Детей можно не бояться. Сколько таких вот мальчишек было в партизанских отрядах, в подполье. Вот хотя бы Коля-маленький, умевший пробраться всюду, где и взрослому не пройти.

Микола решительно направился к костру. Пастухи заметили неизвестного. Настороженно повернули головы. По всему видать, идет человек издалека, истощен и нуждается в их помощи. Может быть, это наш летчик из подбитого в воздушном бою самолета, упавшего во вражеском тылу, или раненый, бежавший из концлагеря, или…

Подойдя к детям поближе, Микола остановился и приветливо поздоровался.

— Можно погреться? — спросил он.

— Можно! Садитесь! Вот сюда! — засуетились пастушки.

Один из них вскочил на ноги, уступая свое место у огня, но Микола взял его за плечи и усадил снова, а сам пристроился рядом. Вытянул ноги к костру, расслабился, вздохнул глубоко и с облегчением.

— О-о, вы печете яблоки! — удивился он. В пепле морщились, лопаясь и постреливая, маленькие яблочки.

— Это мы вон там, в саду, отыскали. За листьями их не видно было, а теперь листья опали, вот мы и находим. Печеные, они очень вкусные. А сад тот ничей. Раньше колхозный был.

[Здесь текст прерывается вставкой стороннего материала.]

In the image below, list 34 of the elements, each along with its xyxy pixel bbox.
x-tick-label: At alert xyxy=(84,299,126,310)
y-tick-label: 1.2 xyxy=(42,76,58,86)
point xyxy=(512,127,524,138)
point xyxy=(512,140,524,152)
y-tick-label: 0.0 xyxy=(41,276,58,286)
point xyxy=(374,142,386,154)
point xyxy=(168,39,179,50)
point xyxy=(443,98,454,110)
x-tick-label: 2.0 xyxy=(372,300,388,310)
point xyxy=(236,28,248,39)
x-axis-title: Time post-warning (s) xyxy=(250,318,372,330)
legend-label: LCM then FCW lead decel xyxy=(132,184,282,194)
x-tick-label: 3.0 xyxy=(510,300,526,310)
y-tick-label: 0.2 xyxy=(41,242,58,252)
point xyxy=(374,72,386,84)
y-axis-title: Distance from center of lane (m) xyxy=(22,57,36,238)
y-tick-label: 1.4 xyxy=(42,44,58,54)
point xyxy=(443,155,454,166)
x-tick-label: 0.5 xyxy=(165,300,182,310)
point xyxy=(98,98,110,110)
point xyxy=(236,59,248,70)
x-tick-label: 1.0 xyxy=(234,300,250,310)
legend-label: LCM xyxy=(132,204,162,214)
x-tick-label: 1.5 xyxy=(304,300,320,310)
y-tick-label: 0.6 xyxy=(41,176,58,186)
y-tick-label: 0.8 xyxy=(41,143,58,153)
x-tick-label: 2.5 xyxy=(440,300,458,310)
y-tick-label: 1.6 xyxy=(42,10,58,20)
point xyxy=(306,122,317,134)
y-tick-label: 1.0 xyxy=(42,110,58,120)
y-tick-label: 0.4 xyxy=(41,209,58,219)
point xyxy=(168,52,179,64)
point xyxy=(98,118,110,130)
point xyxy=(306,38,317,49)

Он выкатил прутиком из-под угольков одно яблоко и подал Миколе. Тот обдул с него пепел, надкусил. Яблочко в самом деле оказалось вкусным. Очень сладким. Микола медленно жевал, а перед глазами неожиданно возникло другое яблоко — то, которое выбил у него из рук комендант полиции Захарий в день ареста. Кажется, давным-давно это было, а ведь прошло немного больше месяца. Точнее — месяц и неделя. Сегодня утром он пересчитал узелки на шпагате, которым до сих пор подпоясывался. И хотя побывал уже в нескольких хатах, разговаривал с людьми, а у тестя Артема даже видел на стене самодельный календарь и хорошо знал сегодняшнее число, никакой календарь не смог бы напомнить ему с такой точностью всего пережитого за эти пять недель, как эти тугие узелки. Сегодня начинается тридцать восьмой день его мытарств, тернистого пути над бездной, которому конца не видно, хотя, казалось бы, он у цели, рядом с родными местами и, очень возможно, с партизанами. Но каждую минуту все может начаться сызнова.